Hausse immédiate mais tendance à la baisse sur le long-terme ?
Les ventes de glyphosate ont notamment considérablement augmenté en 2020. 8 600 tonnes ont été vendues l'an dernier, contre 6 000 en 2019. Cette différence constitue une hausse de 42 % après une baisse de 37 % entre 2018 et 2019. « Cette évolution ne reflète pas les mesures entreprises dans le plan de sortie du glyphosate, juge cependant le ministère de l'Agriculture dans un communiqué. Le glyphosate ne peut désormais être utilisé que dans les situations où il n'existe aucune alternative. Les effets sont donc attendus en 2021 (et pourront être observés en 2022) et devraient à terme permettre d'atteindre une baisse de 50 % des utilisations de glyphosate [dès 2022] par rapport au début du quinquennat. »

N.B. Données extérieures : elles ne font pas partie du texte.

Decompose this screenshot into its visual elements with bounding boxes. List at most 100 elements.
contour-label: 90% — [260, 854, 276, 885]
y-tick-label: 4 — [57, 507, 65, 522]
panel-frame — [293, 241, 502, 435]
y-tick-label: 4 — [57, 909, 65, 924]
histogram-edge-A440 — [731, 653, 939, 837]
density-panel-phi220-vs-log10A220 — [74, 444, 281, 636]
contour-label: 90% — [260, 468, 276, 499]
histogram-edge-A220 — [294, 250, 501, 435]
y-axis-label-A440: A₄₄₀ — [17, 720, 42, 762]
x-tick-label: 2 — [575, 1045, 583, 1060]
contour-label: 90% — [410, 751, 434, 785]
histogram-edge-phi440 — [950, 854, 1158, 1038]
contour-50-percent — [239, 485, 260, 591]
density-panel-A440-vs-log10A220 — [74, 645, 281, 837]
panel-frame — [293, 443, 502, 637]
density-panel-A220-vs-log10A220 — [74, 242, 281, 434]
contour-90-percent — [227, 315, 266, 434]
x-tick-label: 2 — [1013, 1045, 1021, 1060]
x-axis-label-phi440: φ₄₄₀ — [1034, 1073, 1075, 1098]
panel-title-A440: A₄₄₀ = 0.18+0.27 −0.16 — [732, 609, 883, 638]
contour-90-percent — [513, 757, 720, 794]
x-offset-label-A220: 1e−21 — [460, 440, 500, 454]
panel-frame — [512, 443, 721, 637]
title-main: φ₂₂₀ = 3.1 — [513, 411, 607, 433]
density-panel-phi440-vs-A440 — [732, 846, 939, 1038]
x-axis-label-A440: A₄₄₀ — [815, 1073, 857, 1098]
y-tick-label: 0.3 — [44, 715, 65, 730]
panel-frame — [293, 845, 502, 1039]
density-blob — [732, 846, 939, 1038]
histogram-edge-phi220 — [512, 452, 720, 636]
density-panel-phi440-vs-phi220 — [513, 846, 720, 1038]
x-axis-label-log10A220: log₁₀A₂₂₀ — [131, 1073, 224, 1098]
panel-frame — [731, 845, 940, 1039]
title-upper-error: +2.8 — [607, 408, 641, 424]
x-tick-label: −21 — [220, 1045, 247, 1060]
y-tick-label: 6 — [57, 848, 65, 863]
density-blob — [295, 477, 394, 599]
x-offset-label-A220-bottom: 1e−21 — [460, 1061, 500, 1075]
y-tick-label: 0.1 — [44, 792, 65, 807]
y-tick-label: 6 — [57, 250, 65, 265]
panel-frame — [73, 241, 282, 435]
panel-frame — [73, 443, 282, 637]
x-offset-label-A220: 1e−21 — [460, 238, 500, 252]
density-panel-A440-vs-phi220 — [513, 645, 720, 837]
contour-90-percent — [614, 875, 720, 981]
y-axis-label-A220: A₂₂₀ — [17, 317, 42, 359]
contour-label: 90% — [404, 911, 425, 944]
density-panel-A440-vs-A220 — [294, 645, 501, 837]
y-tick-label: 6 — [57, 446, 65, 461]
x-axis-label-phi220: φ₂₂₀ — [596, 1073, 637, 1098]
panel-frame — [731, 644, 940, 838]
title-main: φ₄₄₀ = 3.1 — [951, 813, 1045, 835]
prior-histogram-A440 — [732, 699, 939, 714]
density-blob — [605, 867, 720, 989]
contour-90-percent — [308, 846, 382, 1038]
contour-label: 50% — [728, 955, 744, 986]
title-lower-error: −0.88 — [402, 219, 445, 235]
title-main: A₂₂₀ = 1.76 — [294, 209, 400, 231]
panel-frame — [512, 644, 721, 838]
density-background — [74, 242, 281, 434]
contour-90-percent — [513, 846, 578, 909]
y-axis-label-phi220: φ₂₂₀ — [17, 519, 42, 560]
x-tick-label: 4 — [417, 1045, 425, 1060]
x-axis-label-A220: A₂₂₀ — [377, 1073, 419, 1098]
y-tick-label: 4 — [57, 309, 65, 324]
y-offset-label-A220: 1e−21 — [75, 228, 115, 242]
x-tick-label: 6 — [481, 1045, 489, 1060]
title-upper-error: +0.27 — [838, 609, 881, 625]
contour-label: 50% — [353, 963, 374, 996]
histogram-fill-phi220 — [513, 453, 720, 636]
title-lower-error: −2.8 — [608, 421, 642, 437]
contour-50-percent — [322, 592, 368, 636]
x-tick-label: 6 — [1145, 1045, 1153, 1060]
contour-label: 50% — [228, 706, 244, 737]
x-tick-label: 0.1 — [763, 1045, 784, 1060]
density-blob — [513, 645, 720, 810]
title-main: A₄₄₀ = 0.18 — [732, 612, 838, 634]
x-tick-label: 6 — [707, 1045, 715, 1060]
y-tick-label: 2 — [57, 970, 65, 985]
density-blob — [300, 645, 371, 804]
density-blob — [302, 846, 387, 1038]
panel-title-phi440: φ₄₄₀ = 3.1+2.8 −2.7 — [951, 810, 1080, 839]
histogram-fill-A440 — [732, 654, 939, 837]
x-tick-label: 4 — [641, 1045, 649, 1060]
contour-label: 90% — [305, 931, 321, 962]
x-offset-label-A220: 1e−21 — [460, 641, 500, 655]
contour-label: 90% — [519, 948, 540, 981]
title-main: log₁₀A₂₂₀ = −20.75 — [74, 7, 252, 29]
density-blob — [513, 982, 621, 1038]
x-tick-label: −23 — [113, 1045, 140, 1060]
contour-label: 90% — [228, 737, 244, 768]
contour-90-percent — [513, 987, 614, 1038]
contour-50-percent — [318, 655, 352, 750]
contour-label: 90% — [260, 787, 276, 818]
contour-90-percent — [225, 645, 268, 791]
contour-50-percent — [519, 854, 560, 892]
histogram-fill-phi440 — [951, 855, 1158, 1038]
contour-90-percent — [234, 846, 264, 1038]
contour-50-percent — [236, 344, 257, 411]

En globalité, les ventes de pesticides de 2020 correspondent néanmoins à une baisse estimée de 20 % par rapport à la moyenne évaluée entre 2012 et 2017. Cette tendance reflète surtout une baisse générale de la vente des « substances les plus préoccupantes » pour la santé. Les ventes de produits phytosanitaires de type CMR 1 (cancérogène, mutagène ou toxique pour la reproduction avéré) sont en effet en baisse moyenne de 93 % depuis 2016, selon les données provisoires publiées par le Gouvernement. Les ventes de produits de type CMR 2 (cancérogène, mutagène ou toxique pour la reproduction suspecté) sont, quant à elle, en baisse de 40 % sur la même période.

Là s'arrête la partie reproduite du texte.